We have become afraid of them, the old words, as if at last we
could escape punishment if, once and for all, they were forbidden utterance in the public squares.

As if we could walk out to where the river joins that final deep,
where the tides plow and reap the untouchable air. There beyond boundaries, voices.

Yet even where silence and the river Styx merge, there remain
gestures which must be transcribed.

And I have listened to your voice at sundown, breaking with grief, undone by the bludgeoning tool of the eternal sorrows.

The way that Priam grieved, in the old words, the broken body of his son.

And heads are still brought openly to the market place, carried
as if in triumph.

The old words have blood on them.

But here, under the blackened sun, there are things, in the trammeled, the ruined, the old words, which must still be said.

 

Update on the last judgment

There will be no deafening noise. No hornblow of thunder.
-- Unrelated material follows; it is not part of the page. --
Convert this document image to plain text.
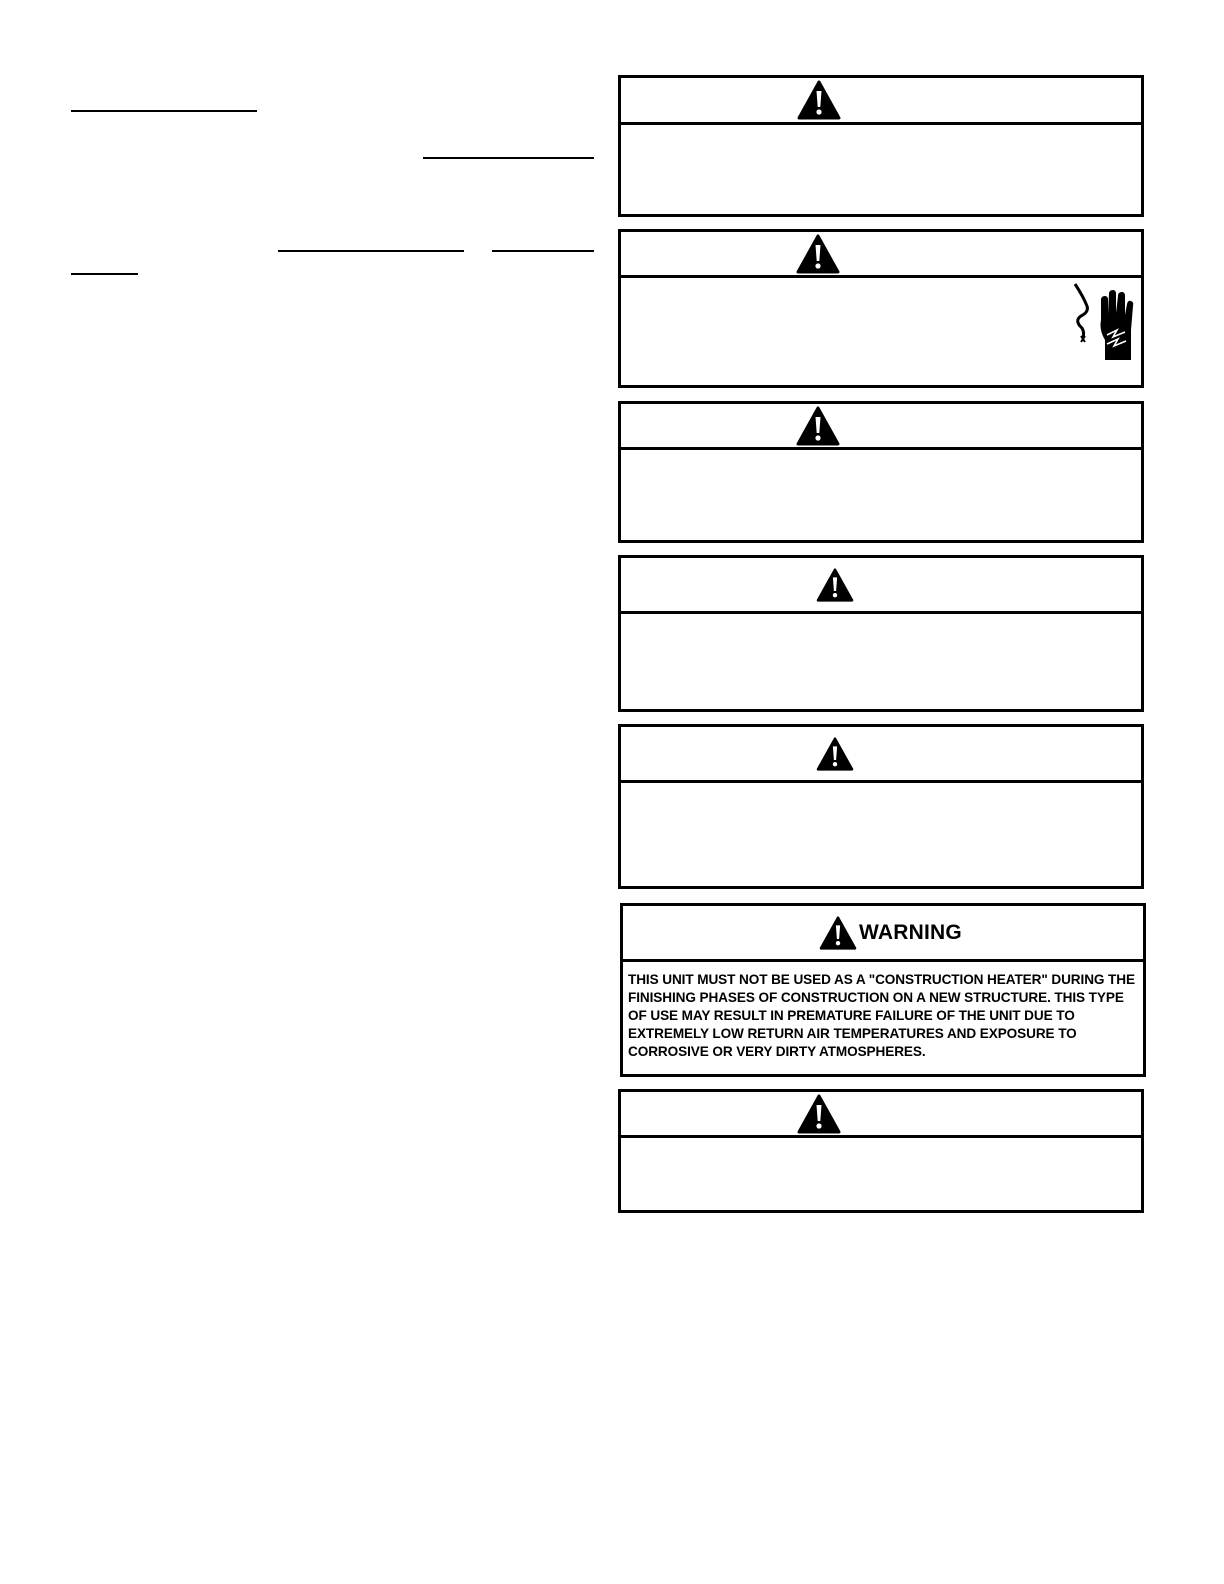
WARNING
THIS UNIT MUST NOT BE USED AS A "CONSTRUCTION HEATER" DURING THE FINISHING PHASES OF CONSTRUCTION ON A NEW STRUCTURE. THIS TYPE OF USE MAY RESULT IN PREMATURE FAILURE OF THE UNIT DUE TO EXTREMELY LOW RETURN AIR TEMPERATURES AND EXPOSURE TO CORROSIVE OR VERY DIRTY ATMOSPHERES.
The small plants of the earth will not tremble on the hillside as grace is prepared.

The sky will neither drown us in its plenty, nor the ground crack and consume feet in its hunger.

No, bodies will not, in their last rags of flesh, creep from under the earth, and with breath once torn from them, choke and expel the old mud of the world.

Adam and Eve, incredulous, will not embrace again in their poverty, not knowing whether to shield themselves, or to emerge shameless from the past's shadow, astonished to again greet Terra Firma.

The book of the world, encrusted with deep-sea pearls and the blood of the lamb, will not open up its pages in which all deeds have been inscribed.

And the totality of history will not roll back together, all events fusing, once and for all, into the great blazing sphere of time.

None will sit on the right hand. There will be no right hand.

And the figure of sorrow and grace, with his staff upright, its purple pennant caught in that final wind, will not be there to greet us, with the mercy of justice in his eyes.

No, never judgment. Just the abyss into which all acts are thrown down, and the terrible white silence in which judgment either endures or burns.